BRUSSELS (Reuters) – European Union antitrust regulators on Monday warned about the possible anti-competitive effects of the London Stock Exchange’s $27 billion bid for data and analytics company Refinitiv as they launched a four-month investigation into the deal.
LSE announced the proposed acquisition last year which will broaden its trading business and make it a major distributor and creator of market data, a profitable and fast growing sector. It will also make it a rival to Bloomberg.
The European Commission said it was concerned about the combined company’s large market share in the trading of European government bonds because both LSE’s MTS trading venue and Refinitiv’s Tradeweb are already market leaders. It said a new trading rival would not gain enough clients to challenge the two trading venues.
It said another key concern was the merged entity’s market power in trading and clearing in over-the-counter interest rate derivatives used by investors and companies to hedge interest rate risks, a business where customers rarely switch to a rival.
LSE said in a statement that it continued to engage constructively with the European Commission and that it remained committed to closing the transaction in 2020.

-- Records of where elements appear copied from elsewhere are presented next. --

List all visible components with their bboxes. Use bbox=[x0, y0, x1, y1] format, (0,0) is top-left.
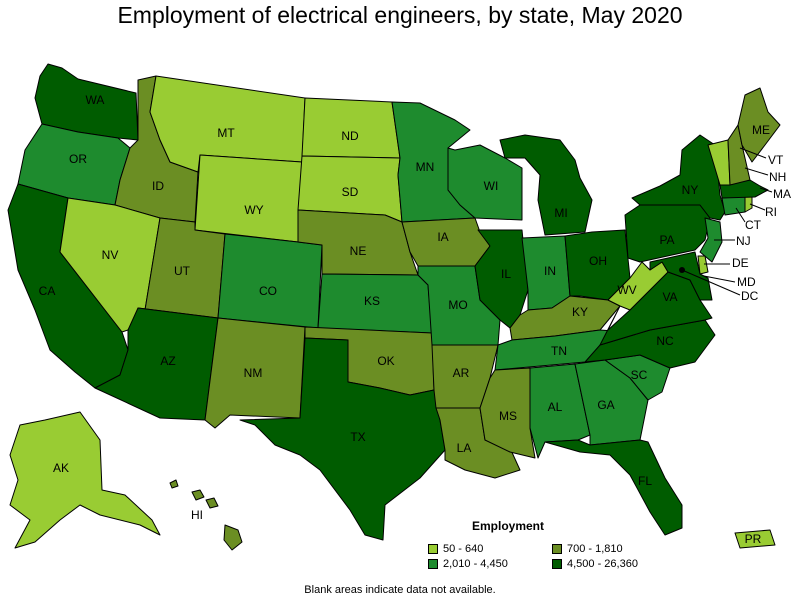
legend-swatch bbox=[552, 544, 562, 554]
state-wi[interactable] bbox=[447, 144, 523, 221]
label-mn: MN bbox=[416, 160, 435, 174]
label-sd: SD bbox=[342, 185, 359, 199]
legend-grid: 50 - 640 700 - 1,810 2,010 - 4,450 4,500… bbox=[428, 543, 638, 570]
label-ks: KS bbox=[364, 294, 380, 308]
leader-lines bbox=[681, 147, 773, 296]
state-nh[interactable] bbox=[727, 124, 751, 186]
legend-item: 4,500 - 26,360 bbox=[552, 558, 682, 570]
label-ut: UT bbox=[174, 264, 191, 278]
label-dc: DC bbox=[741, 289, 759, 303]
state-tx[interactable] bbox=[239, 337, 446, 541]
state-ak[interactable] bbox=[9, 411, 161, 549]
legend-item: 50 - 640 bbox=[428, 543, 552, 555]
legend-item: 700 - 1,810 bbox=[552, 543, 682, 555]
label-tx: TX bbox=[350, 430, 365, 444]
label-sc: SC bbox=[631, 368, 648, 382]
label-nj: NJ bbox=[736, 234, 751, 248]
label-ok: OK bbox=[377, 354, 394, 368]
state-de[interactable] bbox=[697, 255, 709, 275]
label-fl: FL bbox=[638, 474, 652, 488]
state-fl[interactable] bbox=[544, 439, 683, 536]
label-ca: CA bbox=[39, 284, 56, 298]
label-id: ID bbox=[152, 179, 164, 193]
label-mt: MT bbox=[217, 126, 235, 140]
legend-swatch bbox=[428, 559, 438, 569]
label-ct: CT bbox=[745, 218, 762, 232]
label-ma: MA bbox=[773, 187, 791, 201]
label-mo: MO bbox=[448, 298, 467, 312]
label-tn: TN bbox=[551, 344, 567, 358]
label-ky: KY bbox=[572, 305, 588, 319]
label-il: IL bbox=[501, 267, 511, 281]
label-nd: ND bbox=[341, 129, 359, 143]
label-me: ME bbox=[752, 123, 770, 137]
label-ia: IA bbox=[437, 230, 448, 244]
state-ny[interactable] bbox=[631, 134, 726, 221]
legend-swatch bbox=[552, 559, 562, 569]
label-pr: PR bbox=[745, 532, 762, 546]
state-hi[interactable] bbox=[223, 524, 243, 551]
label-md: MD bbox=[737, 275, 756, 289]
label-wi: WI bbox=[484, 179, 499, 193]
label-ne: NE bbox=[350, 244, 367, 258]
state-me[interactable] bbox=[737, 87, 781, 163]
label-hi: HI bbox=[191, 508, 203, 522]
label-nm: NM bbox=[244, 366, 263, 380]
legend-title: Employment bbox=[471, 519, 544, 533]
label-co: CO bbox=[259, 284, 277, 298]
state-hi-islands bbox=[169, 479, 219, 509]
legend-swatch bbox=[428, 544, 438, 554]
label-oh: OH bbox=[589, 254, 607, 268]
legend-label: 700 - 1,810 bbox=[567, 543, 623, 555]
state-co[interactable] bbox=[217, 233, 323, 329]
label-wy: WY bbox=[244, 203, 263, 217]
legend-label: 2,010 - 4,450 bbox=[443, 558, 508, 570]
state-nj[interactable] bbox=[699, 217, 723, 263]
label-nc: NC bbox=[656, 334, 674, 348]
state-md[interactable] bbox=[649, 251, 713, 301]
label-ny: NY bbox=[682, 183, 699, 197]
label-ga: GA bbox=[597, 398, 614, 412]
state-wy[interactable] bbox=[194, 154, 303, 243]
label-in: IN bbox=[544, 264, 556, 278]
label-al: AL bbox=[548, 400, 563, 414]
map-title: Employment of electrical engineers, by s… bbox=[117, 2, 683, 28]
legend-label: 4,500 - 26,360 bbox=[567, 558, 638, 570]
state-ct[interactable] bbox=[721, 195, 746, 216]
label-mi: MI bbox=[554, 206, 567, 220]
label-nv: NV bbox=[102, 248, 119, 262]
label-wa: WA bbox=[86, 93, 105, 107]
state-nd[interactable] bbox=[301, 97, 401, 159]
state-labels: WA OR CA ID NV MT WY UT AZ CO NM ND SD N… bbox=[39, 93, 791, 546]
label-wv: WV bbox=[617, 283, 636, 297]
label-pa: PA bbox=[659, 233, 674, 247]
legend-label: 50 - 640 bbox=[443, 543, 484, 555]
legend-item: 2,010 - 4,450 bbox=[428, 558, 552, 570]
footnote: Blank areas indicate data not available. bbox=[304, 584, 496, 596]
label-ak: AK bbox=[53, 461, 69, 475]
label-nh: NH bbox=[769, 170, 786, 184]
label-ri: RI bbox=[765, 205, 777, 219]
label-or: OR bbox=[69, 152, 87, 166]
state-pr[interactable] bbox=[734, 529, 776, 549]
label-az: AZ bbox=[160, 354, 175, 368]
label-de: DE bbox=[732, 256, 749, 270]
state-mi[interactable] bbox=[499, 134, 593, 236]
label-la: LA bbox=[457, 441, 472, 455]
label-ms: MS bbox=[499, 409, 517, 423]
label-va: VA bbox=[662, 290, 677, 304]
label-vt: VT bbox=[768, 153, 784, 167]
legend: Employment 50 - 640 700 - 1,810 2,010 - … bbox=[428, 519, 638, 570]
label-ar: AR bbox=[453, 366, 470, 380]
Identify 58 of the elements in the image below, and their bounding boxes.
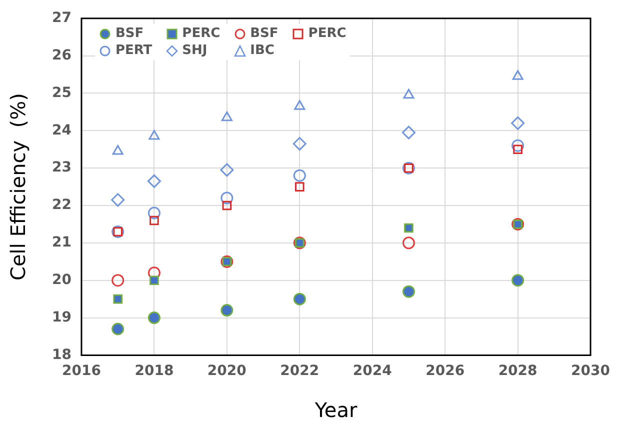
point <box>220 192 234 204</box>
x-tick-label: 2018 <box>134 363 174 380</box>
legend-label: SHJ <box>182 43 208 58</box>
point <box>512 139 524 152</box>
point <box>221 111 232 122</box>
point <box>111 193 125 207</box>
point <box>220 304 234 317</box>
point <box>292 137 306 151</box>
y-axis-title: Cell Efficiency (%) <box>6 93 30 281</box>
legend-label: IBC <box>250 43 274 58</box>
y-tick-label: 18 <box>52 346 72 363</box>
point <box>512 70 524 80</box>
y-tick-label: 19 <box>52 309 72 326</box>
point <box>222 200 232 210</box>
y-tick-label: 24 <box>52 122 72 138</box>
point <box>293 169 306 182</box>
point <box>148 312 160 324</box>
x-tick-label: 2016 <box>62 363 101 380</box>
y-tick-label: 26 <box>52 47 72 64</box>
point <box>403 88 414 99</box>
legend-label: BSF <box>250 26 278 42</box>
point <box>150 216 159 226</box>
point <box>511 116 525 130</box>
point <box>148 130 160 140</box>
x-axis-title: Year <box>314 398 358 422</box>
point <box>113 294 122 304</box>
y-tick-label: 27 <box>52 10 72 26</box>
x-tick-label: 2020 <box>207 363 247 380</box>
point <box>112 274 124 287</box>
point <box>295 182 304 192</box>
point <box>402 236 415 250</box>
y-tick-label: 20 <box>52 272 72 288</box>
legend-label: BSF <box>115 26 144 42</box>
x-tick-label: 2022 <box>280 363 320 380</box>
point <box>294 100 306 110</box>
y-tick-label: 22 <box>52 197 72 214</box>
point <box>404 223 414 233</box>
x-tick-label: 2030 <box>571 363 610 380</box>
point <box>150 276 159 285</box>
point <box>148 206 160 220</box>
point <box>293 292 306 306</box>
point <box>147 174 161 188</box>
legend-label: PERC <box>308 26 346 42</box>
y-tick-label: 23 <box>52 160 72 176</box>
y-tick-label: 25 <box>52 84 72 101</box>
x-tick-label: 2028 <box>498 363 538 380</box>
point <box>112 145 124 155</box>
point <box>220 163 234 177</box>
point <box>402 126 416 140</box>
y-tick-label: 21 <box>52 234 72 251</box>
legend-label: PERC <box>182 26 220 42</box>
point <box>512 274 524 287</box>
point <box>402 285 415 298</box>
point <box>513 144 522 154</box>
point <box>112 322 124 336</box>
x-tick-label: 2024 <box>352 363 392 380</box>
legend-label: PERT <box>115 43 152 58</box>
x-tick-label: 2026 <box>426 363 465 380</box>
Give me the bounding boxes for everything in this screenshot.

Refinitiv declined to comment.
The Commission also cited worries about rivals in consolidated real-time datafeeds and desktop services being shut out from accessing LSE’s input data and competitors in index licensing facing the same problem.
“It is key for a well functioning financial market to ensure that market participants continue to have access to financial market infrastructure and financial data products on competitive terms,” European Competition Commissioner Margrethe Vestager said.
The European Commission will decide by Oct. 27 whether to clear the deal.
The probe was launched after the LSE declined to offer concessions during the EU’s preliminary review.
Refinitiv is 45%-owned by Thomson Reuters <TRI.TO>, which owns Reuters News.